Splash makes loose powder e/s, and theyre gorgeous. Theres one called sea turtle, that is nearly identical to Golden olive pigment, and one called oyster pink that is IDENTICAL to goldenaire pigment. All of them are so pretty and have the same finish as most mac pigments. and theyre cheap


----------



## pumpkincat210 (Sep 26, 2006)

This thread may help you out..
http://www.specktra.net/showthread.p...pigment+brands


----------



## miss_emc (Oct 4, 2006)

I've tried the Stila loose shimmer pots in a few colours and they are nice colours and very shimmery but they are quite sheer. If you want true eye-popping colour you really have to apply quite a few times, but they look really pretty on!


----------



## flowerhead (Oct 4, 2006)

http://www.barrym.co.uk/index.cfm?fu..._pro  duct=465


----------



## kimmy (Oct 10, 2006)

http://www.fyrinnae.com makes some really pretty loose powder pigments. i, personally haven't tried them yet, but check out smiles4c's FOTDs, she uses this stuff quite often and it looks amazing!


----------



## le{danielle} (Jan 16, 2007)

*Re: Products similar to MAC Pigments?*

Quote:

   Originally Posted by *Beauty Mark* 

 
_http://www.modcosmetics.com/pigments.htm
I haven't tried this, but I heard these are good._

 
Just as a caution,
I tried the eyeshadows from there,
And they faded on my skin within two hours,
this was with a base as well.

Not sure about the pigments though.
But just incase


----------



## kalice (Jan 24, 2007)

*Re: Products similar to MAC Pigments?*

Annabelle's (Canadian company) makes some gorgeous loose powders and pencil crayons. The loose powder colour payoff is similiar to MAC pigments but they're more finely milled and texture is gravitating more towards bare essential pigments than MAC ones. Nonetheless, its very pretty. However, after getting MAC pigments, I'm looking for ways to get rid of my Annabelle loose eyeshadows


----------



## Cruella (Jan 24, 2007)

*Re: Products similar to MAC Pigments?*

I've tried Twisted Fayte and Pure Luxe loose eyeshadows and both are great.


----------



## martygreene (Jan 24, 2007)

*Re: Products similar to MAC Pigments?*

MUFE's star powders and diamond powders are great. Obessive Compulsive Cosmetics also makes wonderful Loose Color Concentrates.

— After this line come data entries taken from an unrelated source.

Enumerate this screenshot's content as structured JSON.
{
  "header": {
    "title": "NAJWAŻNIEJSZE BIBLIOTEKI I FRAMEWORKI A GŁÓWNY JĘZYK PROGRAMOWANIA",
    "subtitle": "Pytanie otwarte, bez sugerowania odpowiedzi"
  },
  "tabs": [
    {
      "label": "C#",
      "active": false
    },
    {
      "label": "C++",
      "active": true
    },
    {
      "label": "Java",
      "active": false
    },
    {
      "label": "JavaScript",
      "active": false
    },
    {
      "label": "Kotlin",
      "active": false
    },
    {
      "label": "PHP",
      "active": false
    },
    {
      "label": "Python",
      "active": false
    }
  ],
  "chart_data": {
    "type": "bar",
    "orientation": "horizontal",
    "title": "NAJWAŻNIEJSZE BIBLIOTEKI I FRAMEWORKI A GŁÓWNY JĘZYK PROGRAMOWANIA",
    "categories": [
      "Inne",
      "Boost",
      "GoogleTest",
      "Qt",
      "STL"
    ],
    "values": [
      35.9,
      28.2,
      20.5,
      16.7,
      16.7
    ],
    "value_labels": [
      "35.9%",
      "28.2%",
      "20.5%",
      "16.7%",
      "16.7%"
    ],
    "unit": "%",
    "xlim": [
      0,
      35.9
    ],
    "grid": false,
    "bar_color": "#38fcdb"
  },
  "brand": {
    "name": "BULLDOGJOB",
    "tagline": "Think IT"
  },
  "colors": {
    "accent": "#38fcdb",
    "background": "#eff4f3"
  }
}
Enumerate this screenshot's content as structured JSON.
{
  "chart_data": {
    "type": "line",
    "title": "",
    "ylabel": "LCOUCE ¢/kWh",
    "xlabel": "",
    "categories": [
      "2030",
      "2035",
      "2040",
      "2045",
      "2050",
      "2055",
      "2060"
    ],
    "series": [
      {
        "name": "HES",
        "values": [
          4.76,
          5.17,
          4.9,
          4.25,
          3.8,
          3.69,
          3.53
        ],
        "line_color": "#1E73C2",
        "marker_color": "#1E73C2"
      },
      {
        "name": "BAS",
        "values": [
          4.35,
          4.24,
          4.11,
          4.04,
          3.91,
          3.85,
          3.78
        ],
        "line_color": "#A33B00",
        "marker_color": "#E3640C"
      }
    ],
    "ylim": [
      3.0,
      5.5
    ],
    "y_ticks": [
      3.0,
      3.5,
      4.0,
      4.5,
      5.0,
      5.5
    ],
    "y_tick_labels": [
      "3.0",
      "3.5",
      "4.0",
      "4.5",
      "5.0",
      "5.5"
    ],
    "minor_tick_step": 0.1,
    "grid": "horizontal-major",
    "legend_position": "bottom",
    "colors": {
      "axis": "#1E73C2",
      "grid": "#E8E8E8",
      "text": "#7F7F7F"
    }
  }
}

If you are looking for REAL pigments (not the type of thing that MAC mislabels as pigment), MUFE's pure pigments and OCC's pure cosmetic pigments are great.


----------



## becca (Jan 25, 2007)

*Re: Products similar to MAC Pigments?*

The Barry M. Dazzle Dusta are great. Great colour-range.

http://www.barrym.co.uk/index.cfm?fu...&i_category=85

but I don't know if they ship in the US.  -> I had a look right now: they ship internationally.


----------



## macslut (Jan 25, 2007)

*Re: Products similar to MAC Pigments?*

One I would say to NOT try are Cargo's eyeshimmer powders.  I got a bunch of mini ones in a set for Christmas and they were horrible.  Went all over the place...hard to control.  There were some bizarre colors like a medium burnt type orange.  Horrible.  I gave them to a 6 year old.


----------



## becca (Feb 4, 2007)

*Re: Products similar to MAC Pigments?*

today i bought three of the gosh piggies (6 euro each) and they are very similar to mac pigments.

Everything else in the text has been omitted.